Para contornarem esse obstáculo, acrescentou, os habitantes do Coutinho tiveram de contar com a ajuda uns dos outros e também do exterior. “Sobrevivemos: é a palavra que podemos encontrar”, disse. “Sem a ajuda dos resistentes no exterior, não nos teria sido sido possível resistir a isto com tanta dignidade”. Esta sobrevivência teve, porém, contornos trágicos. Nesta mesma tarde de segunda-feira, um dos moradores, Agostinho Correia, de 88 anos, recebeu a notícia de que a sua esposa, Maria Amália de Castro, falecera no Hospital de Santa Luzia, onde fora internada há 15 dias.

Mercado e Coutinho: uma relação complicada

À porta do 3.º esquerdo, lê-se um breve texto a alegar a Constituição Portuguesa para a defesa do direito à habitação. Aos 75 anos, Ivone Carvalho não se conforma com o projecto de demolição do prédio Coutinho, uma “construção exemplar”, num tempo em que a falta de alojamento é um problema.

A intenção de se construir no lugar do Coutinho o novo mercado municipal torna o objectivo da Câmara ainda mais incompreensível, para a moradora. “O mercado era relativamente bom.

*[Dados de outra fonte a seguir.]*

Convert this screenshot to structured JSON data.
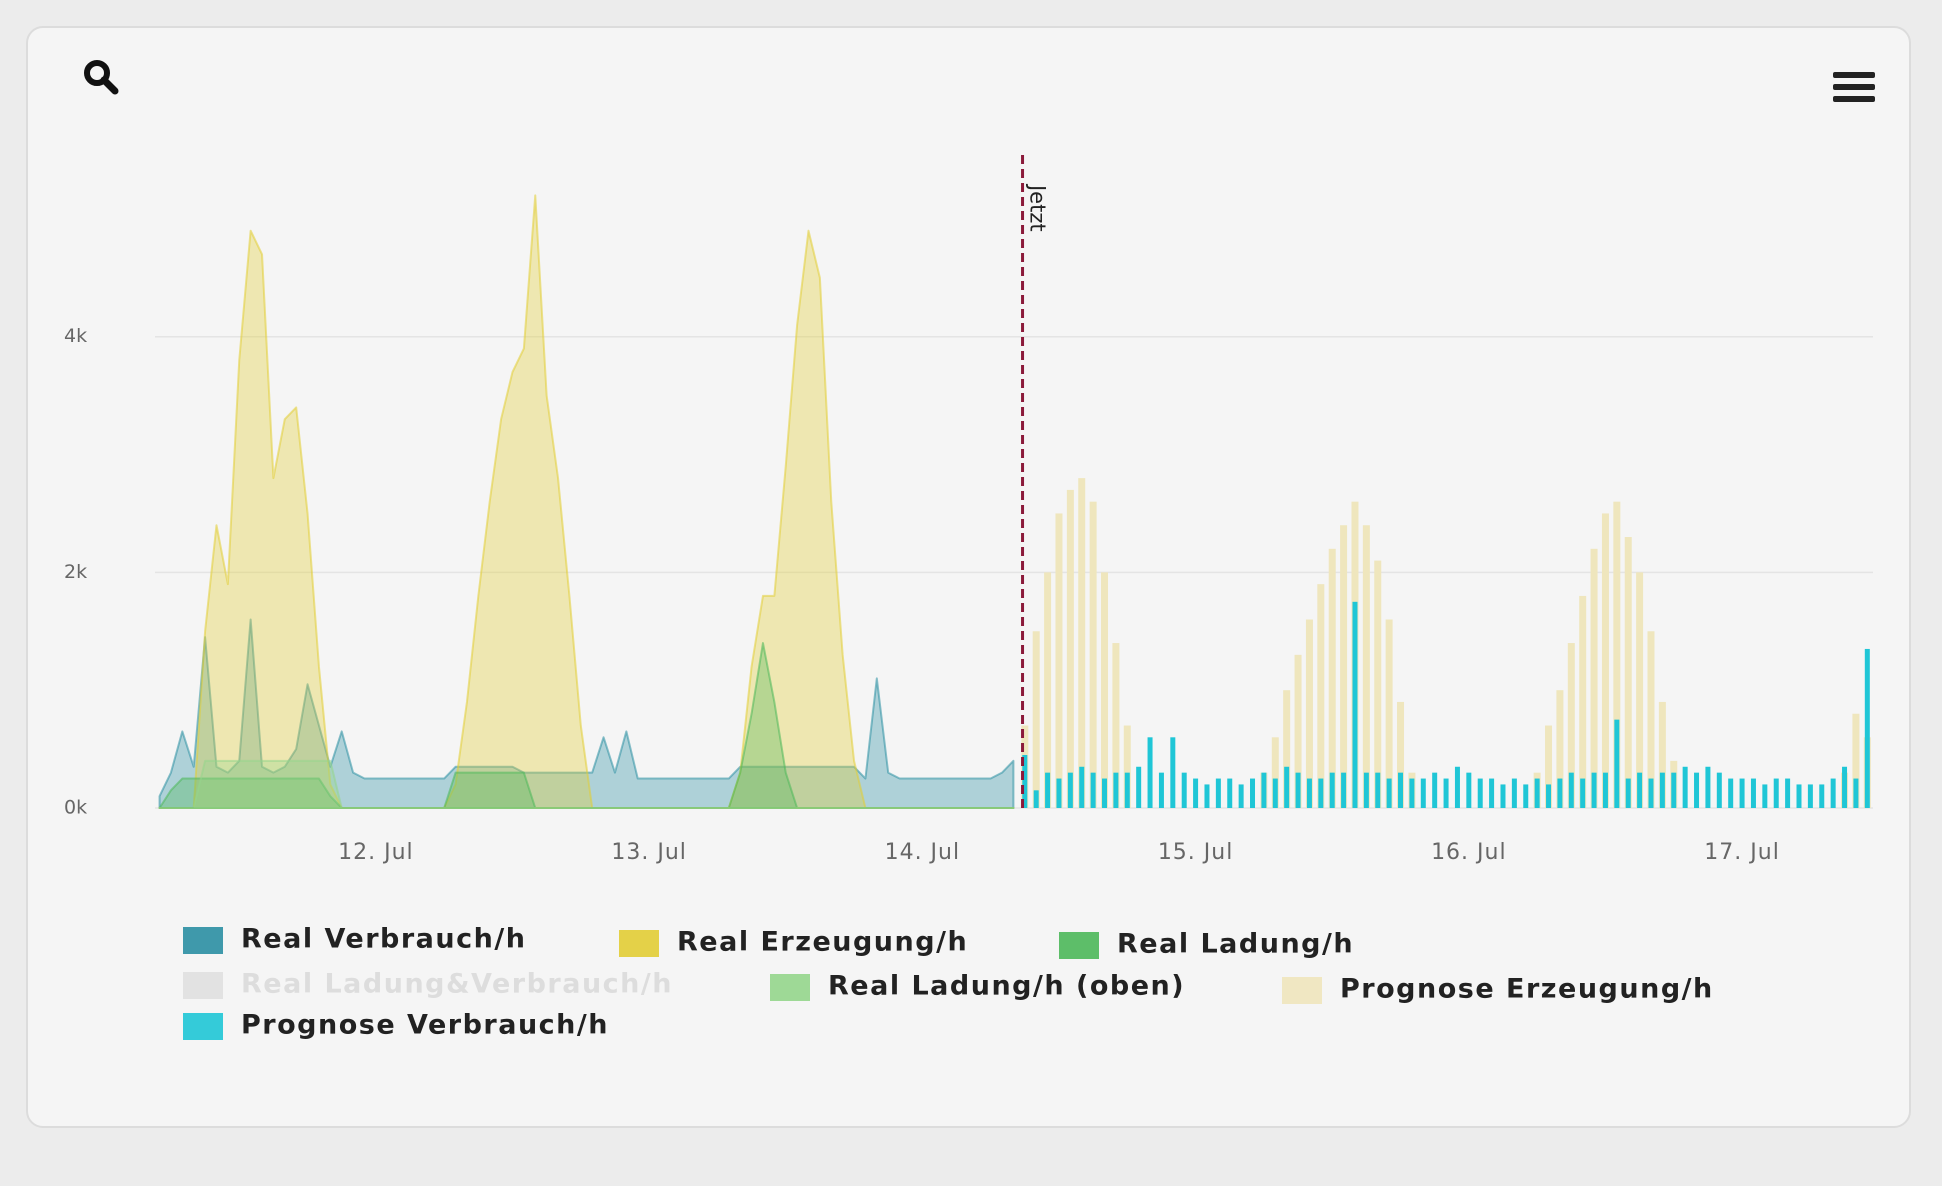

Até acredito que precisassem de um mercado mais moderno, mas poderiam ter aproveitado o espaço onde ele estava”, disse, criticando a Declaração de Utilidade Pública emitida a autorizar a demolição do Coutinho, em 2005. O anterior mercado municipal, a dezenas de metros do prédio, foi demolido em 2003.

19 anos de “falta de diálogo”

Para Maria José Ponte, o maior problema deste processo iniciado em 2000 é a falta de diálogo da VianaPolis, bem como a postura de “quero, posso e mando”. “Os gestores da VianaPolis foram muito maus neste processo.” A moradora do 8.º Direito, no bloco Nascente, lamentou a incapacidade da sociedade detida pelo Estado (60%) e pela Câmara de Viana do Castelo (40%) para dialogar sobre as condições da permuta pelas casas entretanto construídas para acolherem os moradores do Coutinho.

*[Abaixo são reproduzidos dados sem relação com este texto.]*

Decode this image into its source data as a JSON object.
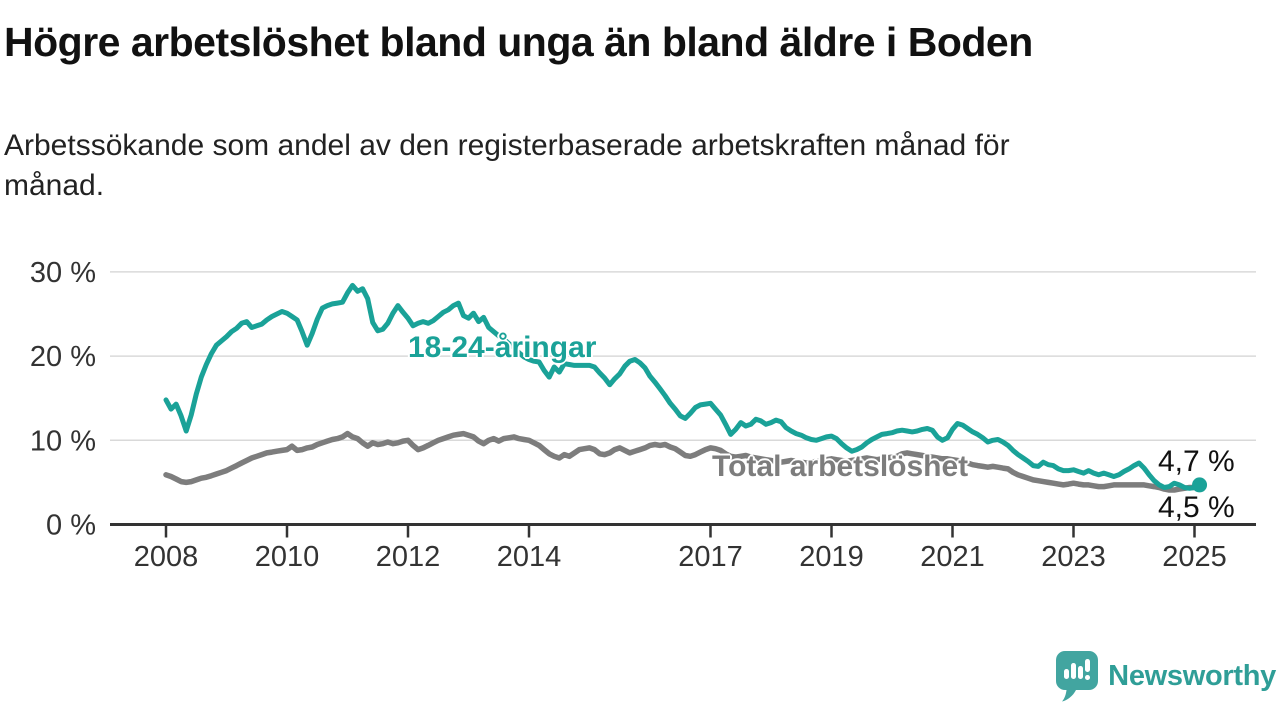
{
  "chart_data": {
    "type": "line",
    "title": "Högre arbetslöshet bland unga än bland äldre i Boden",
    "subtitle_lines": [
      "Arbetssökande som andel av den registerbaserade arbetskraften månad för",
      "månad."
    ],
    "x_start_year": 2008,
    "x_interval": "monthly",
    "xlim_years": [
      2008,
      2025.17
    ],
    "ylim": [
      0,
      30
    ],
    "grid": "horizontal",
    "y_ticks": [
      {
        "v": 30,
        "label": "30 %"
      },
      {
        "v": 20,
        "label": "20 %"
      },
      {
        "v": 10,
        "label": "10 %"
      },
      {
        "v": 0,
        "label": "0 %"
      }
    ],
    "x_ticks": [
      {
        "v": 2008,
        "label": "2008"
      },
      {
        "v": 2010,
        "label": "2010"
      },
      {
        "v": 2012,
        "label": "2012"
      },
      {
        "v": 2014,
        "label": "2014"
      },
      {
        "v": 2017,
        "label": "2017"
      },
      {
        "v": 2019,
        "label": "2019"
      },
      {
        "v": 2021,
        "label": "2021"
      },
      {
        "v": 2023,
        "label": "2023"
      },
      {
        "v": 2025,
        "label": "2025"
      }
    ],
    "series": [
      {
        "name": "18-24-åringar",
        "color": "#1aa298",
        "end_label": "4,7 %",
        "end_dot": true,
        "values": [
          14.8,
          13.7,
          14.3,
          12.9,
          11.1,
          13.0,
          15.5,
          17.5,
          19.0,
          20.3,
          21.3,
          21.8,
          22.3,
          22.9,
          23.3,
          23.9,
          24.1,
          23.4,
          23.6,
          23.8,
          24.3,
          24.7,
          25.0,
          25.3,
          25.1,
          24.7,
          24.3,
          22.9,
          21.3,
          22.7,
          24.4,
          25.7,
          26.0,
          26.2,
          26.3,
          26.4,
          27.5,
          28.4,
          27.7,
          28.0,
          26.8,
          24.0,
          23.0,
          23.2,
          23.9,
          25.1,
          26.0,
          25.2,
          24.5,
          23.6,
          23.9,
          24.1,
          23.9,
          24.2,
          24.7,
          25.2,
          25.5,
          26.0,
          26.3,
          24.8,
          24.5,
          25.1,
          24.1,
          24.6,
          23.4,
          22.9,
          22.4,
          22.0,
          21.5,
          21.0,
          20.4,
          19.9,
          19.6,
          19.4,
          19.3,
          18.3,
          17.5,
          18.7,
          18.1,
          19.1,
          19.0,
          18.9,
          18.9,
          18.9,
          18.9,
          18.7,
          18.0,
          17.4,
          16.6,
          17.3,
          17.9,
          18.8,
          19.4,
          19.6,
          19.2,
          18.6,
          17.6,
          16.9,
          16.1,
          15.3,
          14.4,
          13.7,
          12.9,
          12.6,
          13.2,
          13.9,
          14.2,
          14.3,
          14.4,
          13.7,
          13.0,
          11.9,
          10.7,
          11.3,
          12.1,
          11.7,
          11.9,
          12.5,
          12.3,
          11.9,
          12.1,
          12.4,
          12.2,
          11.5,
          11.1,
          10.8,
          10.6,
          10.3,
          10.1,
          10.0,
          10.2,
          10.4,
          10.5,
          10.2,
          9.6,
          9.1,
          8.7,
          8.9,
          9.2,
          9.7,
          10.1,
          10.4,
          10.7,
          10.8,
          10.9,
          11.1,
          11.2,
          11.1,
          11.0,
          11.1,
          11.3,
          11.4,
          11.2,
          10.4,
          10.0,
          10.3,
          11.3,
          12.0,
          11.8,
          11.4,
          11.0,
          10.7,
          10.3,
          9.8,
          10.0,
          10.1,
          9.8,
          9.4,
          8.8,
          8.3,
          7.9,
          7.5,
          7.0,
          6.9,
          7.4,
          7.1,
          7.0,
          6.6,
          6.4,
          6.4,
          6.5,
          6.3,
          6.1,
          6.4,
          6.1,
          5.9,
          6.1,
          5.9,
          5.7,
          5.9,
          6.3,
          6.6,
          7.0,
          7.3,
          6.7,
          5.9,
          5.2,
          4.7,
          4.4,
          4.5,
          4.9,
          4.7,
          4.4,
          4.3,
          4.4,
          4.7
        ]
      },
      {
        "name": "Total arbetslöshet",
        "color": "#7d7d7d",
        "end_label": "4,5 %",
        "end_dot": false,
        "values": [
          5.9,
          5.7,
          5.4,
          5.1,
          5.0,
          5.1,
          5.3,
          5.5,
          5.6,
          5.8,
          6.0,
          6.2,
          6.4,
          6.7,
          7.0,
          7.3,
          7.6,
          7.9,
          8.1,
          8.3,
          8.5,
          8.6,
          8.7,
          8.8,
          8.9,
          9.3,
          8.8,
          8.9,
          9.1,
          9.2,
          9.5,
          9.7,
          9.9,
          10.1,
          10.2,
          10.4,
          10.8,
          10.4,
          10.2,
          9.7,
          9.3,
          9.7,
          9.5,
          9.6,
          9.8,
          9.6,
          9.7,
          9.9,
          10.0,
          9.4,
          8.9,
          9.1,
          9.4,
          9.7,
          10.0,
          10.2,
          10.4,
          10.6,
          10.7,
          10.8,
          10.6,
          10.4,
          9.9,
          9.6,
          10.0,
          10.2,
          9.9,
          10.2,
          10.3,
          10.4,
          10.2,
          10.1,
          10.0,
          9.7,
          9.4,
          8.9,
          8.4,
          8.1,
          7.9,
          8.3,
          8.1,
          8.5,
          8.9,
          9.0,
          9.1,
          8.9,
          8.4,
          8.3,
          8.5,
          8.9,
          9.1,
          8.8,
          8.5,
          8.7,
          8.9,
          9.1,
          9.4,
          9.5,
          9.4,
          9.5,
          9.2,
          9.0,
          8.6,
          8.2,
          8.1,
          8.3,
          8.6,
          8.9,
          9.1,
          9.0,
          8.8,
          8.4,
          8.1,
          8.0,
          8.1,
          8.2,
          8.0,
          7.9,
          7.8,
          7.7,
          7.6,
          7.5,
          7.4,
          7.5,
          7.6,
          7.5,
          7.4,
          7.3,
          7.4,
          7.5,
          7.6,
          7.7,
          7.8,
          7.7,
          7.6,
          7.5,
          7.6,
          7.7,
          7.8,
          7.9,
          7.8,
          7.7,
          7.8,
          7.9,
          8.0,
          8.1,
          8.4,
          8.5,
          8.4,
          8.3,
          8.2,
          8.1,
          8.0,
          7.9,
          7.8,
          7.8,
          7.7,
          7.6,
          7.5,
          7.3,
          7.1,
          7.0,
          6.9,
          6.8,
          6.9,
          6.8,
          6.7,
          6.6,
          6.2,
          5.9,
          5.7,
          5.5,
          5.3,
          5.2,
          5.1,
          5.0,
          4.9,
          4.8,
          4.7,
          4.8,
          4.9,
          4.8,
          4.7,
          4.7,
          4.6,
          4.5,
          4.5,
          4.6,
          4.7,
          4.7,
          4.7,
          4.7,
          4.7,
          4.7,
          4.7,
          4.6,
          4.5,
          4.4,
          4.2,
          4.1,
          4.1,
          4.2,
          4.3,
          4.4,
          4.4,
          4.5
        ]
      }
    ],
    "axis_color": "#333333",
    "gridline_color": "#d9d9d9"
  },
  "branding": {
    "name": "Newsworthy",
    "icon": "newsworthy-speech-bubble-bar-chart-icon",
    "text_color": "#2f9e97",
    "icon_color": "#42a5a0"
  }
}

A ausência de diálogo é também uma queixa de José Oliveira Santos, residente no 5.º Esquerdo, do bloco Poente. “O presidente da Câmara e a VianaPolis nunca falaram directamente connosco em 19 anos. Só mandaram cartas”, afirmou ao PÚBLICO, em sua casa. Aos 78 anos, o antigo militar e polícia já tinha muitas das suas coisas empilhadas no hall para a eventualidade de ter de sair da casa onde habita desde 1975. O morador reiterou que a escritura do seu prédio, pago com o dinheiro do seu trabalho, foi “legal” e disse ter dificuldades em entender a necessidade de se deitar abaixo um prédio como o Coutinho.

Depois de “noites sem dormir”, com várias tentativas de poupar água de todas as maneiras, José Oliveira Santos criticou ainda o ministro do Ambiente, João Pedro Matos Fernandes, que, na sexta-feira, considerou que os poderes públicos é que estão a ser “abusados”. “Revelam um total desconhecimento do processo em si”, disse. “O Estado, enquanto sócio maioritário da VianaPolis, é também responsável por estas atitudes ignóbeis.”

Para Francisco Rocha, emigrante em França durante 45 anos e residente no Coutinho há 12, o processo de despejo nos últimos sete dias foi uma “vergonha”. “Nunca estive preso. Foi a primeira vez. A diferença em relação aos prisioneiros é que eles têm água e comida. Nós não”, disse.